Pemerintah dan aparat penegak hukum diharapkan tidak hanya melakukan penertiban terhadap pekerja di lapangan, tetapi juga menelusuri pihak-pihak yang berada di balik aktivitas tersebut apabila memang ditemukan kegiatan pertambangan ilegal.
Sebab, persoalan PETI tidak berhenti pada aktivitas penggalian. Ada aspek perizinan, lingkungan, pengelolaan material tambang, penggunaan alat berat, hingga pihak yang membiayai dan menerima hasil pertambangan yang patut diperiksa apabila terdapat indikasi pelanggaran.

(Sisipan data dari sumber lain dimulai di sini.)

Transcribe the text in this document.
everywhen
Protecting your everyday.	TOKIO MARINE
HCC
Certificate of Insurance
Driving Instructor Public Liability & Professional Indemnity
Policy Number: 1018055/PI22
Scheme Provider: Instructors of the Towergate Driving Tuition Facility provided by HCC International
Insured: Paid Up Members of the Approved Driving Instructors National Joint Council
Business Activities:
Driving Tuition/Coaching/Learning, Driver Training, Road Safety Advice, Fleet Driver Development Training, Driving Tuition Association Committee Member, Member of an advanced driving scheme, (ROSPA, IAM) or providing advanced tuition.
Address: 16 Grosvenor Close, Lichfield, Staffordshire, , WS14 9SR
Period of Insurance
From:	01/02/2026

WARGA MINTA PEMERINTAH TURUN TANGAN
Kepala Desa Payu berharap laporan dan keluhan petani mendapat respons cepat dari pemerintah.
Ia meminta dilakukan pemeriksaan lapangan secara menyeluruh, termasuk kondisi air sungai, saluran irigasi dan lahan pertanian yang terdampak.
Jika diperlukan, pengujian kualitas air secara ilmiah juga dinilai penting agar kondisi sungai tidak hanya dinilai berdasarkan perubahan warna secara kasatmata, tetapi dapat diketahui parameter pencemar atau kandungan material yang terbawa aliran.
Bagi masyarakat Desa Payu, persoalannya sederhana: jangan sampai aktivitas pertambangan menghasilkan keuntungan bagi segelintir pihak, sementara petani harus menanggung kerugian akibat rusaknya sumber air dan lahan pertanian.
Desakan Kepala Desa Payu tersebut kini menjadi alarm bagi pemerintah dan aparat penegak hukum untuk segera memastikan apakah aktivitas PETI Pasir Putih telah memenuhi aspek legalitas dan lingkungan.
Jika benar aktivitas tersebut terbukti ilegal dan menyebabkan kerusakan terhadap sumber air serta lahan pertanian masyarakat, maka penghentian aktivitas dan pemulihan lingkungan harus menjadi prioritas.